Mais lorsque sous Tibère et Néron se produisirent des atrocités de toute espèce et que les jouissances de la vie furent empoisonnées par le danger ou par la honte, les épicuriens se tinrent à l’écart et, durant cette dernière période de la philosophie païenne, ce furent principalement les stoïciens qui acceptèrent le combat contre le vice et la lâcheté et qui périrent, victimes des tyrans, avec une courageuse sérénité, comme Sénèque et Pœtus Thraséas.

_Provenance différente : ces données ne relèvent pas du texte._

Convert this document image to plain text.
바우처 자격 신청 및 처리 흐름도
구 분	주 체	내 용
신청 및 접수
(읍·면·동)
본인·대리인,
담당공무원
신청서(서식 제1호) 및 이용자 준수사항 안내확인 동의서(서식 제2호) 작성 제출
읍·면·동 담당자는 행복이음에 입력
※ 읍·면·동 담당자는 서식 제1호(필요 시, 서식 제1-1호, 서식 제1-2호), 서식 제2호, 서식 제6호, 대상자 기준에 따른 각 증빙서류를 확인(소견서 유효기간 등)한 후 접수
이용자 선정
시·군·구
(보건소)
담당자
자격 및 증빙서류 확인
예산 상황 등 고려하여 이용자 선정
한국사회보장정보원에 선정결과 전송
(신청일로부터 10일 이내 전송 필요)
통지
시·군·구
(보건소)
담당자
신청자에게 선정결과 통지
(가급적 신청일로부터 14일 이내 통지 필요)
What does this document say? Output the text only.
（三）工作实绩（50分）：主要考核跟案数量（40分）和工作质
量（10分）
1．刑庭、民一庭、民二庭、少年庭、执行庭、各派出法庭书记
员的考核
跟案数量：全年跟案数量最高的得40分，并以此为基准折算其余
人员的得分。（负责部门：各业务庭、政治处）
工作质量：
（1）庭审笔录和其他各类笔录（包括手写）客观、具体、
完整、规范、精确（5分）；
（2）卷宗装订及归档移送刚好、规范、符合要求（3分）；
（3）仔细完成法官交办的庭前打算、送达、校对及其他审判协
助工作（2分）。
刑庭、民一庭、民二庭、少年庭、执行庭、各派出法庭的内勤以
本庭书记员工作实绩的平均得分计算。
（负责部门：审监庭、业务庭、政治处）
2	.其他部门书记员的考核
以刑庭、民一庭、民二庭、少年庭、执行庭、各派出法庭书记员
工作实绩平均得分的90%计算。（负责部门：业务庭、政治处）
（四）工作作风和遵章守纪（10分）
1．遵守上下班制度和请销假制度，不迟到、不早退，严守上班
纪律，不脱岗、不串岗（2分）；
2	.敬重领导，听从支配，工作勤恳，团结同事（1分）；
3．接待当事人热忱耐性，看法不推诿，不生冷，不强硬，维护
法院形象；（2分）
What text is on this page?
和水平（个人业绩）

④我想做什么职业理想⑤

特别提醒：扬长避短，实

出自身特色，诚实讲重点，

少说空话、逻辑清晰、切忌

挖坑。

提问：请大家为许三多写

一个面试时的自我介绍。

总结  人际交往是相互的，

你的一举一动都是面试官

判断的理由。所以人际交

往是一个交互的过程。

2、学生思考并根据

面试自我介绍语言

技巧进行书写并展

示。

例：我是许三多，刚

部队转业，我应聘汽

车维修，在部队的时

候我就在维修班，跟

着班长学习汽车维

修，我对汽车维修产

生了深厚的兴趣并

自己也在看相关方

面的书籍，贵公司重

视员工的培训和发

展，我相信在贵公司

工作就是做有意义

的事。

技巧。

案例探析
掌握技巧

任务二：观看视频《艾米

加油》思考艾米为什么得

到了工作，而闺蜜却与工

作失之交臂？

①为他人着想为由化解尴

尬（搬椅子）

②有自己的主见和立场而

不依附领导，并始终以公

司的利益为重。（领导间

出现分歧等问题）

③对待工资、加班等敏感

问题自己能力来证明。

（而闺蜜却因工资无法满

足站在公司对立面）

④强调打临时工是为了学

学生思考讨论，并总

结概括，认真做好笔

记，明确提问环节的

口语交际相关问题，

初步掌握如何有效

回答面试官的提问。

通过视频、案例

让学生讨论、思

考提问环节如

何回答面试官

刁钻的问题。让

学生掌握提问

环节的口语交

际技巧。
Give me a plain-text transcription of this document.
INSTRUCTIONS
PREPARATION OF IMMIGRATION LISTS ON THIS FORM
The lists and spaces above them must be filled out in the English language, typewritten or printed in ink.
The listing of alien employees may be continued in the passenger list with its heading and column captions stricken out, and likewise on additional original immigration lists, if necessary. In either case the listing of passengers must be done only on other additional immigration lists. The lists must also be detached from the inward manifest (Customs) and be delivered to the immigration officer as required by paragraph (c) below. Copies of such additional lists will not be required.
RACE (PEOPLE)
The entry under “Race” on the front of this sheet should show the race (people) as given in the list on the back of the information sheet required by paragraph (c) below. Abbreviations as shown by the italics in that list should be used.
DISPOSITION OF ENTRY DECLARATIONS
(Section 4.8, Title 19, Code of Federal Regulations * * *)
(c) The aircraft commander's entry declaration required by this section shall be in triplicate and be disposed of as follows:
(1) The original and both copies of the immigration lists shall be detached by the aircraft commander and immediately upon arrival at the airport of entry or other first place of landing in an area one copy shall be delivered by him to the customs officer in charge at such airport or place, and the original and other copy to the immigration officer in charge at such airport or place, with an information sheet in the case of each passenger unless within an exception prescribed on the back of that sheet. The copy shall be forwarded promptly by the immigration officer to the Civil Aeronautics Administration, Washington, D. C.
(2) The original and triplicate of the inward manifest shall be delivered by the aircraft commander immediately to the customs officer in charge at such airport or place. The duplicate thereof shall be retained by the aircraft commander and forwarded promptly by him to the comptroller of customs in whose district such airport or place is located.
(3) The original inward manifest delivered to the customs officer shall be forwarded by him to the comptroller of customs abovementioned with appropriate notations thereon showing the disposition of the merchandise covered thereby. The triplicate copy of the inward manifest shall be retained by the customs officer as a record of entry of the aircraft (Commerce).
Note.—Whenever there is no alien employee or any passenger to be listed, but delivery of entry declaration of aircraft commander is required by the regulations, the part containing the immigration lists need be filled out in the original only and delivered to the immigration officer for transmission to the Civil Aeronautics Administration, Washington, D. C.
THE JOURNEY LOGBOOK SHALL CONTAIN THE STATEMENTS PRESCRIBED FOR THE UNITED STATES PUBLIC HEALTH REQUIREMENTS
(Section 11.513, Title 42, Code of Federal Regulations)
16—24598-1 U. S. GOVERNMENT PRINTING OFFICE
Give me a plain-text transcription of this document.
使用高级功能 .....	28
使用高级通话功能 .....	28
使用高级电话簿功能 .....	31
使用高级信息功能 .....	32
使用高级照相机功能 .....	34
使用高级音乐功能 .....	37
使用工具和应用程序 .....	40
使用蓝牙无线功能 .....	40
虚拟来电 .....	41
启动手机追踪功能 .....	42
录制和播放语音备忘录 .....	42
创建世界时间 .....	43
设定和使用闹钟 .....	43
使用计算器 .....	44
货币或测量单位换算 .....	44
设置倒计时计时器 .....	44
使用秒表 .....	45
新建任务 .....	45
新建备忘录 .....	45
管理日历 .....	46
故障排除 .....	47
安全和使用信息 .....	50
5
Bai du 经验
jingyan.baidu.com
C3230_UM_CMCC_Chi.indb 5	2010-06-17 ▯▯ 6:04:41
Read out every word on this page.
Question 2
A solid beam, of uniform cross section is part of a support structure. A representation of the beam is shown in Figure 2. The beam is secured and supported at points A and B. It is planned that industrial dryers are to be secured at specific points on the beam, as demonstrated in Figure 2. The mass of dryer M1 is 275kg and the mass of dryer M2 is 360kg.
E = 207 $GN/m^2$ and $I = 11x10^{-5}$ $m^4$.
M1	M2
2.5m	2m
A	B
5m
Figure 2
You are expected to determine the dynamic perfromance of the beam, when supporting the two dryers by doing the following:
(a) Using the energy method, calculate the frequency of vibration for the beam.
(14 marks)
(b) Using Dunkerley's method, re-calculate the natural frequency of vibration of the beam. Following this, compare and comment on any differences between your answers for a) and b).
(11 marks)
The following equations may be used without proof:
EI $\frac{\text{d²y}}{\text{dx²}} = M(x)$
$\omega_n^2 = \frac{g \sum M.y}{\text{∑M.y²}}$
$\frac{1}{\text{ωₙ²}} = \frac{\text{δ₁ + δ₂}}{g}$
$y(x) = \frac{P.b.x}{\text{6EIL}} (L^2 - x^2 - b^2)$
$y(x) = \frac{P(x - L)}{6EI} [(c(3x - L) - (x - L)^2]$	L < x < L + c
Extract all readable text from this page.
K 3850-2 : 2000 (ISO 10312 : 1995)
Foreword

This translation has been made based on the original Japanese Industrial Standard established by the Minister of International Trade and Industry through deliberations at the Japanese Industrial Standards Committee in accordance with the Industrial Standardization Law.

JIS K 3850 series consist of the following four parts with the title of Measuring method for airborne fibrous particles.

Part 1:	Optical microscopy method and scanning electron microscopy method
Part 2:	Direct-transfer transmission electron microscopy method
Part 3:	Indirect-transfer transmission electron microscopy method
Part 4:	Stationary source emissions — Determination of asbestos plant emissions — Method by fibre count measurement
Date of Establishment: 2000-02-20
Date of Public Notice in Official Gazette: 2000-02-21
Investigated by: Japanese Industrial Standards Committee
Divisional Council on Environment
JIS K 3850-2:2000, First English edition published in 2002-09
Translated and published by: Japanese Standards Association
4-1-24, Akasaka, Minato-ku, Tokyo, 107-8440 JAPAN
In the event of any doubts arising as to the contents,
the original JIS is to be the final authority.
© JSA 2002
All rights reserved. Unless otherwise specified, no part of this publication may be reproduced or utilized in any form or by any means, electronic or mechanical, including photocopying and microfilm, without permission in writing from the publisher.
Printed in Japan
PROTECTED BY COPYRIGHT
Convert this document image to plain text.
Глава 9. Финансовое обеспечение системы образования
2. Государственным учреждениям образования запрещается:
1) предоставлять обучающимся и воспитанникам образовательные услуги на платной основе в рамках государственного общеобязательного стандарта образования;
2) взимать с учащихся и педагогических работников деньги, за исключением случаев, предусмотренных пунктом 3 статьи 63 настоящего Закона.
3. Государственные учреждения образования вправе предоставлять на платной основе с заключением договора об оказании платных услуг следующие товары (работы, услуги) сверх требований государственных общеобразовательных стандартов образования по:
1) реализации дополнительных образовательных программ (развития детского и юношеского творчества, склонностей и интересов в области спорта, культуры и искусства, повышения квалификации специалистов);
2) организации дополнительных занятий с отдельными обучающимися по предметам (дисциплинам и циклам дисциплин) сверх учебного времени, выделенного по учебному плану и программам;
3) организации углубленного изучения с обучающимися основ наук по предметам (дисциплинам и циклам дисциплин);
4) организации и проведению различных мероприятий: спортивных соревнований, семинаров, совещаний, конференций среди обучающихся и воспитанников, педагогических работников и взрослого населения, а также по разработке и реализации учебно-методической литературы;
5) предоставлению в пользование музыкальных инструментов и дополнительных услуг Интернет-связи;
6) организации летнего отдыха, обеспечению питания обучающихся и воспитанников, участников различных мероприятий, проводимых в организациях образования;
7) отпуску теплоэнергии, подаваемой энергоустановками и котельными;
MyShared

Sans doute la philosophie épicurienne aussi, dans sa pureté et surtout dans le développement que l’énergique Lucrèce lui avait donné, aurait bien pu inspirer aux âmes des élans non moins généreux ; mais précisément les qualités manifestées par Lucrèce, la pureté, la force et l’énergie, devinrent rares dans cette école, et peut-être depuis Lucrèce jusqu’à nos jours ne les a-t-elle plus retrouvées. Il importe donc d’accorder une attention toute spéciales à l’œuvre de cet homme remarquable.

Le début est une invocation riche en images mythologiques, en pensées claires et profondes, adressée à Vénus dispensatrice de la vie, de la prospérité et de la paix.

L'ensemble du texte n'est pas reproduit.